The same goes for a national surveillance and reporting system. Choking doesn't occur in outbreaks. If some child chokes on a hot dog on the beach in Malibu, it has no bearing on the choking risks of anyone else. Assuming that most children who have choking-related emergencies are given emergent medical care, the data on choking as a health risk is already available. I suppose one could posit some manufactured food that caused a wave of choking deaths, in which case there could possibly be some benefit to a reporting system.
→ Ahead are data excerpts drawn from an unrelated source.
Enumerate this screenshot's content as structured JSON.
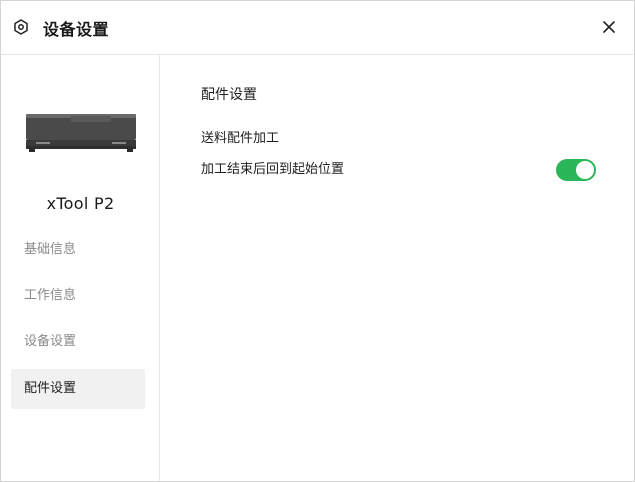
{
  "dialog": {
    "title": "设备设置",
    "icons": {
      "title": "hexagon-gear-icon",
      "close": "close-icon"
    }
  },
  "sidebar": {
    "device_name": "xTool P2",
    "device_image": "laser-cutter-device-image",
    "items": [
      {
        "label": "基础信息",
        "active": false
      },
      {
        "label": "工作信息",
        "active": false
      },
      {
        "label": "设备设置",
        "active": false
      },
      {
        "label": "配件设置",
        "active": true
      }
    ]
  },
  "main": {
    "section_title": "配件设置",
    "options": [
      {
        "label": "送料配件加工"
      },
      {
        "label": "加工结束后回到起始位置",
        "toggle_on": true
      }
    ]
  },
  "colors": {
    "toggle_on": "#2bb65a",
    "active_nav_bg": "#f1f1f1"
  }
}
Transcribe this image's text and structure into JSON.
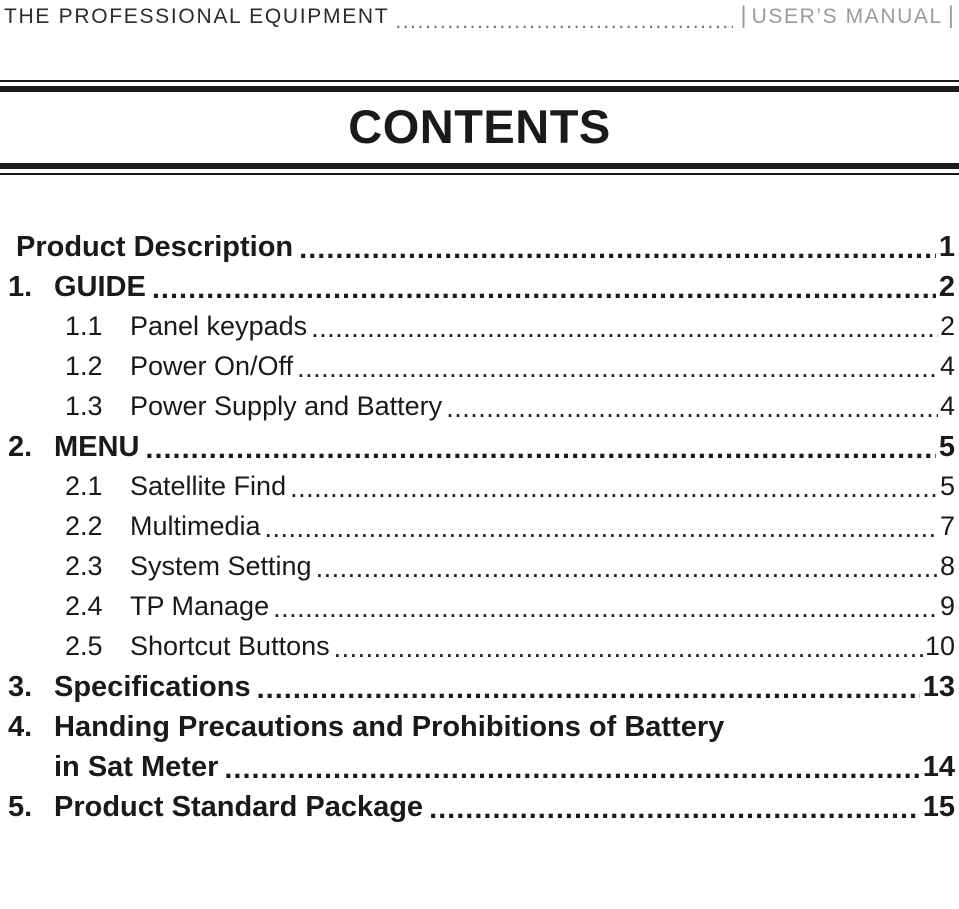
{
  "header": {
    "title": "THE PROFESSIONAL EQUIPMENT",
    "leader": "..................................................................",
    "separator_left": "|",
    "separator_right": "|",
    "manual_label": "USER’S MANUAL",
    "accent_gray": "#9b9b9b"
  },
  "page_title": "CONTENTS",
  "rules": {
    "color": "#1a1a1a"
  },
  "toc": {
    "leader_dots": "..................................................................................................................................",
    "entries": [
      {
        "level": 0,
        "number": "",
        "label": "Product Description",
        "page": "1"
      },
      {
        "level": 1,
        "number": "1.",
        "label": "GUIDE",
        "page": "2"
      },
      {
        "level": 2,
        "number": "1.1",
        "label": "Panel keypads",
        "page": "2"
      },
      {
        "level": 2,
        "number": "1.2",
        "label": "Power On/Off",
        "page": "4"
      },
      {
        "level": 2,
        "number": "1.3",
        "label": "Power Supply and Battery",
        "page": "4"
      },
      {
        "level": 1,
        "number": "2.",
        "label": "MENU",
        "page": "5"
      },
      {
        "level": 2,
        "number": "2.1",
        "label": "Satellite Find",
        "page": "5"
      },
      {
        "level": 2,
        "number": "2.2",
        "label": "Multimedia",
        "page": "7"
      },
      {
        "level": 2,
        "number": "2.3",
        "label": "System Setting",
        "page": "8"
      },
      {
        "level": 2,
        "number": "2.4",
        "label": "TP Manage",
        "page": "9"
      },
      {
        "level": 2,
        "number": "2.5",
        "label": "Shortcut Buttons",
        "page": "10"
      },
      {
        "level": 1,
        "number": "3.",
        "label": "Specifications",
        "page": "13"
      },
      {
        "level": 1,
        "number": "4.",
        "label": "Handing Precautions and Prohibitions of Battery",
        "page": ""
      },
      {
        "level": 1,
        "number": "",
        "label": "in Sat Meter",
        "page": "14",
        "wrap": true
      },
      {
        "level": 1,
        "number": "5.",
        "label": "Product Standard Package",
        "page": "15"
      }
    ]
  }
}
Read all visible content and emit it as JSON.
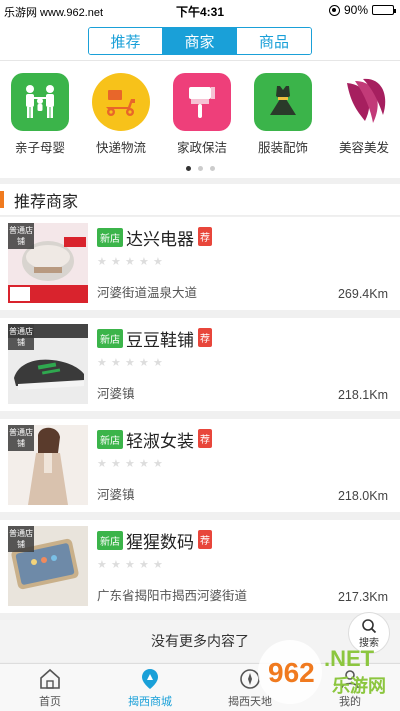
{
  "status": {
    "site": "乐游网 www.962.net",
    "time": "下午4:31",
    "battery": "90%"
  },
  "top_tabs": [
    "推荐",
    "商家",
    "商品"
  ],
  "categories": [
    {
      "label": "亲子母婴",
      "icon": "family-icon",
      "color": "#3bb44a"
    },
    {
      "label": "快递物流",
      "icon": "delivery-scooter-icon",
      "color": "#f7c21a"
    },
    {
      "label": "家政保洁",
      "icon": "cleaning-brush-icon",
      "color": "#ee3f7a"
    },
    {
      "label": "服装配饰",
      "icon": "dress-icon",
      "color": "#3bb44a"
    },
    {
      "label": "美容美发",
      "icon": "beauty-face-icon",
      "color": "#a61f5f"
    }
  ],
  "section_title": "推荐商家",
  "shops": [
    {
      "thumb_tag": "普通店铺",
      "new": "新店",
      "name": "达兴电器",
      "rec": "荐",
      "address": "河婆街道温泉大道",
      "distance": "269.4Km"
    },
    {
      "thumb_tag": "普通店铺",
      "new": "新店",
      "name": "豆豆鞋铺",
      "rec": "荐",
      "address": "河婆镇",
      "distance": "218.1Km"
    },
    {
      "thumb_tag": "普通店铺",
      "new": "新店",
      "name": "轻淑女装",
      "rec": "荐",
      "address": "河婆镇",
      "distance": "218.0Km"
    },
    {
      "thumb_tag": "普通店铺",
      "new": "新店",
      "name": "猩猩数码",
      "rec": "荐",
      "address": "广东省揭阳市揭西河婆街道",
      "distance": "217.3Km"
    }
  ],
  "no_more": "没有更多内容了",
  "search_fab": "搜索",
  "tabbar": [
    {
      "label": "首页",
      "icon": "home-icon"
    },
    {
      "label": "揭西商城",
      "icon": "map-pin-icon"
    },
    {
      "label": "揭西天地",
      "icon": "compass-icon"
    },
    {
      "label": "我的",
      "icon": "user-icon"
    }
  ],
  "watermark": "962.NET 乐游网",
  "colors": {
    "accent": "#1aa0d8",
    "section_bar": "#f07a1f",
    "new_tag": "#3bb44a",
    "rec_tag": "#e8463b"
  }
}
But again, the foods that are cited as being the worst risks have been that way forever and ever, and a surveillance system will have no impact on their inherent risk. (One could make an argument about toys, but the recommendation specifically says "food-related.") From what I gather, the FDA is already doing a decent job of covering issues related to new foods, so this seems like over-reach.
Which brings us to the proposal for a redesign. Again, this can only apply to hot dogs, unless there's a mutant nut research project going on about that I don't know about. Clearly, the way hot dogs are currently manufactured produces a risk of choking for children. It is a problem inherent in the design.
Which is why parents need to cut them up. Yes, an intervention is necessary to prevent injury. That intervention is most appropriately effected at the point of consumption by those who are most directly responsible for the care and safety of children -- their parents. While hot dogs do cause more choking deaths per year than any other food, the number is still very, very low. Rather than rejiggering an iconic food, consumed safely by untold millions of Americans every year, in the hopes of preventing less than 100 (admittedly tragic) deaths, it would be best if we focused more on discussing choking hazards at well child visits, and encouraged parents to communicate with other caregivers about what foods are safe and which are to be avoided, even on fun trips to the ballpark.